3 Powerful Examples of Hybrid Quantum Systems
Everybody is talking about hybrid quantum systems. Yet there aren’t a lot of well defined definitions of what a hybrid system actually is, what it does, and the value it brings.
That’s probably because different folks have different definitions and visions of what hybrid quantum systems can do. After all, we are in the midst of the birth of quantum innovation, where there is so much opportunity yet also a lot of unknowns. For now.
Let’s take a look at some of those definitions.
Hybrid Systems for Hybrid Computer Vendors
For scientists and quantum engineers focused on building quantum computers, hybrid quantum systems are heterogeneous physical systems that are combined and coordinated with software to deliver more accurate and diverse results quickly.
In this arena, hybrid quantum systems, composed of different physical components with complementary functionalities, are being explored to provide multitasking capabilities. A central goal of the envisaged quantum technologies is to develop devices that can simultaneously perform several of these tasks, namely, reliably store, process, and transmit quantum information.
Physical properties make some components of these systems better suited than others for specific tasks. Photons are well suited for transmitting quantum information, weakly interacting spins can serve as long-lived quantum memories, and superconducting elements can rapidly process information encoded in their quantum states.
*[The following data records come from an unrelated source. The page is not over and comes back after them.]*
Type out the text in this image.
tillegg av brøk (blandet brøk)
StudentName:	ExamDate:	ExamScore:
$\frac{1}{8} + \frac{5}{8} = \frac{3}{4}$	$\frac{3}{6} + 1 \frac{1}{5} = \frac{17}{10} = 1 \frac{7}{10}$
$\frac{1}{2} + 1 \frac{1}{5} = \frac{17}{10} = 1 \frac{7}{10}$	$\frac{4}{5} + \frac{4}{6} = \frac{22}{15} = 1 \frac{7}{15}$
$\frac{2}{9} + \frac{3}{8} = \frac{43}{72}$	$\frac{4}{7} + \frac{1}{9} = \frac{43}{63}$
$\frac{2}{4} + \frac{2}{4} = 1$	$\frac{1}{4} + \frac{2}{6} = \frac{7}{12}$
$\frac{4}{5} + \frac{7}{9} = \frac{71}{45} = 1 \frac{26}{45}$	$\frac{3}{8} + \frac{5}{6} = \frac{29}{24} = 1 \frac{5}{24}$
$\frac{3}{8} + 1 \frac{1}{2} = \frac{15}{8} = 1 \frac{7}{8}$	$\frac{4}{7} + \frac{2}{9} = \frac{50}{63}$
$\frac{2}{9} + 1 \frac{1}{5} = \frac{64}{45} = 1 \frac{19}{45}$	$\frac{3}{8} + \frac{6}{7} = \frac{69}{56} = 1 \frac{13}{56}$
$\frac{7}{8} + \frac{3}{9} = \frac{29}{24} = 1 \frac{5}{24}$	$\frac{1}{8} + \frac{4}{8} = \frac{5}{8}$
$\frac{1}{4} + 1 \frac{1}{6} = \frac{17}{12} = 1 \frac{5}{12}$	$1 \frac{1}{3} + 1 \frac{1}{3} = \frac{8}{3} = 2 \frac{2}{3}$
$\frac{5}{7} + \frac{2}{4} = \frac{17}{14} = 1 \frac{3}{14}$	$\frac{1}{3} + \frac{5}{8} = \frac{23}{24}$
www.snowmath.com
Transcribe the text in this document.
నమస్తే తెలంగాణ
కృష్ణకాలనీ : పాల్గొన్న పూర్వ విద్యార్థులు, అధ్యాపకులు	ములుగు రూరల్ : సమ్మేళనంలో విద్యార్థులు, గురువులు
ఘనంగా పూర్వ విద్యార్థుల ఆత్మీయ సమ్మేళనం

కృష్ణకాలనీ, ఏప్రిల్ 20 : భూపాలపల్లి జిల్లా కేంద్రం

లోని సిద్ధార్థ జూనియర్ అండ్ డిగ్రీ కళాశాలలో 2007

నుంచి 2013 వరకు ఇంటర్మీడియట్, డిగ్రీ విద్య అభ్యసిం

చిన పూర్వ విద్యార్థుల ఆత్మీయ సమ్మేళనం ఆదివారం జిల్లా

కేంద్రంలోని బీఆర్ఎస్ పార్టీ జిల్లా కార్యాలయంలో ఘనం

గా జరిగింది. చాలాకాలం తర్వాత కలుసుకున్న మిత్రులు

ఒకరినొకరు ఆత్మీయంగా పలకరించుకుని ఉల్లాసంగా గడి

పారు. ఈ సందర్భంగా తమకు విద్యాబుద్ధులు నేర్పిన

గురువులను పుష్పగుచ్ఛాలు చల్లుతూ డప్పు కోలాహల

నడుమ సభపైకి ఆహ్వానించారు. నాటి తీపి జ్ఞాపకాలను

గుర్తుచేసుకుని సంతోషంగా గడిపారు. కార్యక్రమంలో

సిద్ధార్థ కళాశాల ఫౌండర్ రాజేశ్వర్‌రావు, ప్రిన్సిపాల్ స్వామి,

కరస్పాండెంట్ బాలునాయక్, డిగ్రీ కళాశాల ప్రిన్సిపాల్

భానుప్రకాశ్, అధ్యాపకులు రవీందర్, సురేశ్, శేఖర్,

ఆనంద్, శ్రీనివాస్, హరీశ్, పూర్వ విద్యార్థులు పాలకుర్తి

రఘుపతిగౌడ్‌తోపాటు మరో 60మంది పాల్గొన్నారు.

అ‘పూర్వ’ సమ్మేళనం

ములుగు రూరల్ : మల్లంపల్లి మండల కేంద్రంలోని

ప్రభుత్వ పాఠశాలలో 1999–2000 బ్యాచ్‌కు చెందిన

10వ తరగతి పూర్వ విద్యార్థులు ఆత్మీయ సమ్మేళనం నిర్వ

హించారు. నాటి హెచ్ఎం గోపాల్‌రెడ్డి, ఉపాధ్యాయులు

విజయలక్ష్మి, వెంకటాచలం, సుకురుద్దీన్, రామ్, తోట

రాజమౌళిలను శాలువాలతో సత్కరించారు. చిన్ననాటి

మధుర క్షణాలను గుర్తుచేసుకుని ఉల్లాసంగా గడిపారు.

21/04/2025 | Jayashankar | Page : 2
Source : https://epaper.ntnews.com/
To vendors, hybrid quantum systems refer to the actual internal workings of the quantum computer itself.
But enterprises have a different interpretation. This is also how we interpret the current go-to-market for hybrid quantum computing.
Hybrid Quantum Systems for Production Computing
If you’re an enterprise or large organization, hybrid quantum computing has a different meaning.
In this world, hybrid refers to using quantum and classical computers together to solve complex problems, simulate complicated situations, model extremely large information and generally provide better insights and information to our ever increasingly complex business decisions.
There are different opinions of how to best use hybrid computers in the production world.
There is agreement on the overall goal: use quantum computers to enhance or augment the processing power of today’s classical systems. Meaning, get more accurate results, faster and with more options than with a classical system alone.
There are different ways to think about how to deliver this type of hybrid quantum computing.
3 Examples of Hybrid Quantum Computing for Production
Simultaneous processing.Some view hybrids as being able to process the same exact problem and data with both quantum and classical computers. Results are compared and then used in subsequent processing to improve the computations on both systems until we reach the best possible set of results.
In this case, you’d take a traveling salesman problem and run it on a classical and a quantum computer (when quantum computers can scale to that level.)
Results from both would be compared and the best results used to re-seed the next round of processing.This iteration continues until you find the best possible result. The drawback of this approach is that it requires a quantum computer large enough to process the entire problem.
Quantum-Directed classical. You can also use a quantum computer to direct how and what a classical processor does.
For example, quantum computers are really good at finding the most likely data ranges for results within extremely large data or solution sets. Classical systems are really good at finding the results, but they get bogged down in the volumes of data variables and can’t process the entire data set.
Working together, quantum systems can find where the most likely areas are for accurate best results. They can then direct the classical systems to search for solutions within those data ranges. Classical systems solve the problem easily as they quickly find the most accurate results thanks to the direction.
Quantum-Augmenting classical. Now think about the data sets in your optimization or simulation problems. In some areas, the data is sparse, meaning the tables aren’t completely filled in so you have a lot of empty fields that don’t need to be actually processed. Other areas are “dense,”meaning most of the fields in your tables contain a piece of data.
Quantum computers can process dense datasets very efficiently. Classical computers get bogged down in that same dense data and often can’t perform. Yet classical systems can process sparse data quite well.
By using quantum computers to augment the processing of dense data while classical systems process sparse data, you augment the classical processing to get faster, more accurate and complete results in cases where the data has overwhelmed classical systems in the past.
The Quantum-Augmented and Quantum-Directed approaches both have the advantage that they can deliver benefits from QPUs that are too small to contain the entire problem. The disadvantage is they require much more sophisticated software to analyze and prepare the problem for processing on the hybrid system.
These are just three options. The potential benefits of using hybrid quantum systems is enormous … we simply need to think out of the classical box.
The Bottom Line
The definitions of hybrid systems will continue to diverge. That’s expected.
We’re in the infancy of a powerful new technology innovation. The more we learn, the more we will advance and adapt our initial expectations.
Regardless of your definition, hybrid quantum computing architectures will be the first production use of quantum processors to deliver value for solving real-world problems.